Azure OpenAI: Shape Model Behavior

by HubSite 365 about John Savill's [MVP]

Principal Cloud Solutions Architect

Microsoft expert guide to model behavior with Azure AI covering context engineering, fine tuning, LoRA, RAG, embeddings

Key insights

  • Model architecture and parameters: The video explains that a model’s behavior depends on its parameters, hidden layers, and layer dimensions.
    More parameters can increase capacity, but design and data matter more than size alone.
  • Embeddings and tokenization: Embeddings map tokens to numeric vectors so the model can measure meaning and similarity.
    Good embeddings help search, clustering, and retrieval-augmented workflows.
  • Training phases and methods: Distinguish pretraining from later stages like supervised fine-tuning and reinforcement learning (RLHF).
    Each phase changes how the model answers and what it prioritizes.
  • Prompts, system messages, and shot learning: Prompt wording, the system prompt, and examples (zero/one/few-shot) guide tone and output style.
    Clear instructions and representative examples produce more reliable responses.
  • Context engineering and RAG (retrieval-augmented generation): Injecting external documents via retrieval expands the model’s factual base.
    Chunk documents, manage token windows, and verify sources to reduce hallucination.
  • Fine-tuning and LoRA trade-offs and combos: Full fine-tuning adapts the whole model; LoRA offers lightweight adaptation with fewer resources.
    Combine retrieval, prompts, and LoRA or fine-tuning to change behavior while testing safety and performance.

Overview

In a clear and practical YouTube presentation, John Savill's MVP walks viewers through techniques to change the behavior of large language models. The video breaks the topic into approachable sections, and it uses a whiteboard to visualize concepts such as parameters, embeddings, and training phases. As a result, the presentation is suitable for practitioners who want a conceptual map before diving into experiments or production work.

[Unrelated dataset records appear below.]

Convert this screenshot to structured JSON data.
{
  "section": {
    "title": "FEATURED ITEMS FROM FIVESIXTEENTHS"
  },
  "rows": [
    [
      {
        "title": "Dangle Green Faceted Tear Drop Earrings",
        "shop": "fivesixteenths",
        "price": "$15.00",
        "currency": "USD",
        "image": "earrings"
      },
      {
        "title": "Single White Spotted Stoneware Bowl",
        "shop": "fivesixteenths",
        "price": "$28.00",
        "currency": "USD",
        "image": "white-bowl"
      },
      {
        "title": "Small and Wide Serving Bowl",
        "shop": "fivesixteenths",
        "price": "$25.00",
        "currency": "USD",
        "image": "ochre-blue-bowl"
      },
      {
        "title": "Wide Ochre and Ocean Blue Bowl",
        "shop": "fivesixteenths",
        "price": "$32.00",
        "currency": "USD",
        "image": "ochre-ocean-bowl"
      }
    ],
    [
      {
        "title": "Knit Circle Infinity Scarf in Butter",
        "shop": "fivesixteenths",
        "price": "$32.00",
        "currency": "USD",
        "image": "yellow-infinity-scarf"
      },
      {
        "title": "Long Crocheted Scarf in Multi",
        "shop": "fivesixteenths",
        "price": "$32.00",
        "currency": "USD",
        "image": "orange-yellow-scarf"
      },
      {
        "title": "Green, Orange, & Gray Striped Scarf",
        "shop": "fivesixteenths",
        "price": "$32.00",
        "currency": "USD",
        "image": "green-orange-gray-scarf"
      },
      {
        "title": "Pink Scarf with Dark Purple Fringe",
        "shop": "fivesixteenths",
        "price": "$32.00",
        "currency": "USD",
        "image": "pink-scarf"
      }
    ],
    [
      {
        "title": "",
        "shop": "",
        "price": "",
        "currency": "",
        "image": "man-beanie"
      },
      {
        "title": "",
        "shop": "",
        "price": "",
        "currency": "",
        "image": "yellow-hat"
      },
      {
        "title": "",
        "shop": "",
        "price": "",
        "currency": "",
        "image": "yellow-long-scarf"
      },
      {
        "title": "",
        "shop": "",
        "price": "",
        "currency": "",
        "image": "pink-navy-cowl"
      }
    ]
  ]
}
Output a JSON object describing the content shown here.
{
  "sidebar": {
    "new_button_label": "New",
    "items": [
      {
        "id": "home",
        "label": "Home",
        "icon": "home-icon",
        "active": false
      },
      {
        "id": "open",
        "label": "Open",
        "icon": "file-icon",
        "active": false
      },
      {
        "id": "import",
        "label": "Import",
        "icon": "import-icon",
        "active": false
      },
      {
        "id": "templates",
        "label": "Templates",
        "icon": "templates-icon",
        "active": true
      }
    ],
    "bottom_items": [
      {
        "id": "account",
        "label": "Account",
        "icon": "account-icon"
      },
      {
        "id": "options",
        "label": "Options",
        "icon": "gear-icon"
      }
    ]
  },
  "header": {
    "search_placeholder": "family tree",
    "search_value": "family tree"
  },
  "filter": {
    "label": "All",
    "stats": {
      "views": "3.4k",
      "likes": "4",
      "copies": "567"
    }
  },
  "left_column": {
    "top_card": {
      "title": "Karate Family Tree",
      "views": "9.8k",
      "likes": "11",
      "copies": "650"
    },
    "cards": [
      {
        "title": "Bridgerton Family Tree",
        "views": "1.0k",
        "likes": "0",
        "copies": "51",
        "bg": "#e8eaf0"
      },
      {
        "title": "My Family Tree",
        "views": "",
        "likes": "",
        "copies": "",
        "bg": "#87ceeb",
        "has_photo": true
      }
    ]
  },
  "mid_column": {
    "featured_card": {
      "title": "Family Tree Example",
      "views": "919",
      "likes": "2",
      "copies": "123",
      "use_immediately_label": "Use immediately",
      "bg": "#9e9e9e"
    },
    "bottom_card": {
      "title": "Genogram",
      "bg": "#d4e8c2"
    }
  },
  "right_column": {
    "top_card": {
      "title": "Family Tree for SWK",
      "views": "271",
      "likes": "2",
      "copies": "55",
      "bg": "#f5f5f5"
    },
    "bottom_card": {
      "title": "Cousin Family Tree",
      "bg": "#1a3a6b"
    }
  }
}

Moreover, the author balances basic explanations with hands-on guidance, covering both prompt-level and model-level interventions. The material moves from fundamentals to specific methods like context engineering, fine-tuning, and LoRA, and then discusses how to combine those methods. Therefore, the piece serves as a compact primer for teams planning to tune model outputs for real applications.

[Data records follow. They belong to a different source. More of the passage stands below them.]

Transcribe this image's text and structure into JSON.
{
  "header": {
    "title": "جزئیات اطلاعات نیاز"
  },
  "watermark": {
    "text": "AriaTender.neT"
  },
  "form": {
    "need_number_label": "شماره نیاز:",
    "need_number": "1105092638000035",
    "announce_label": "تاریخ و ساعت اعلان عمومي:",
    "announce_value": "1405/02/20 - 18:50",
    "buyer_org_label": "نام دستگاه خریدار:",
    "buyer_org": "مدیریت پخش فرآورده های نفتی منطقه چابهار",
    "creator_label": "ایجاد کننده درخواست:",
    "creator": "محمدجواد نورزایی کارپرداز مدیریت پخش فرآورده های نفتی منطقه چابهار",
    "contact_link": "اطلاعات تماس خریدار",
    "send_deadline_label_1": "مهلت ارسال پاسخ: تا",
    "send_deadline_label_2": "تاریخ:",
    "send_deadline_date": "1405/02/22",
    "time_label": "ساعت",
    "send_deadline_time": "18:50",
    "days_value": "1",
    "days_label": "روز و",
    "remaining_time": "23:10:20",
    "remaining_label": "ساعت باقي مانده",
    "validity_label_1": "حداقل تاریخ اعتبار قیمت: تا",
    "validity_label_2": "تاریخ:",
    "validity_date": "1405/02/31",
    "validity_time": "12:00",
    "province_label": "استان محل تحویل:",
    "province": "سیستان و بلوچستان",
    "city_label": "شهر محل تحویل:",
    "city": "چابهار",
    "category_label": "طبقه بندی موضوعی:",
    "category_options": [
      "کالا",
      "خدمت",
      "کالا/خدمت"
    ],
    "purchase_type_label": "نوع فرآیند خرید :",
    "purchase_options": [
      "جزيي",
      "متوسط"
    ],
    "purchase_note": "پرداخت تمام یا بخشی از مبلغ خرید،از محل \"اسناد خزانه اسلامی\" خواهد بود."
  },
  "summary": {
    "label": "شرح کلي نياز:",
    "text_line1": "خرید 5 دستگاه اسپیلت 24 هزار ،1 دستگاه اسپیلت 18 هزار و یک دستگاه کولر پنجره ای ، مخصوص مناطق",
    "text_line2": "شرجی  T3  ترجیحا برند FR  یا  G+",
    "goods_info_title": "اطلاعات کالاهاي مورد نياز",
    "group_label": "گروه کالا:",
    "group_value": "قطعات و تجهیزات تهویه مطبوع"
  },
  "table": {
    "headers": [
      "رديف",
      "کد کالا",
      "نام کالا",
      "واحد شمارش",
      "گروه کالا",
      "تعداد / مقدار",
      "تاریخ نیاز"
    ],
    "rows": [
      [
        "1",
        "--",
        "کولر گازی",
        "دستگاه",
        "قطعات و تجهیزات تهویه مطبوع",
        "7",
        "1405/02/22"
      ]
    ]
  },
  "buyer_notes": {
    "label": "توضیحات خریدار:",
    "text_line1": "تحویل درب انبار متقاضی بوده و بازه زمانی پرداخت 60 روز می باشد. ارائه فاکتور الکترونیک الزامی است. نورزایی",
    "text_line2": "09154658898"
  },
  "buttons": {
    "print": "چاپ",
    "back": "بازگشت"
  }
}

Fundamentals: Models, Parameters, and Embeddings

First, Savill explains what a model is in practical terms and why parameters matter for behavior and performance. He outlines how parameters and hidden layers form the neural structure that produces responses, and he explains embeddings as numerical representations that ground text in vector space. In this way, the video gives viewers the vocabulary needed to compare different intervention strategies effectively.

Next, the presentation briefly covers the training phase and how weights change during learning, which helps explain why post-training methods vary in effectiveness. The clear distinction between pre-training, fine-tuning, and inference frames later discussions about cost, data needs, and technical risk. Consequently, viewers can see why not every method suits every use case.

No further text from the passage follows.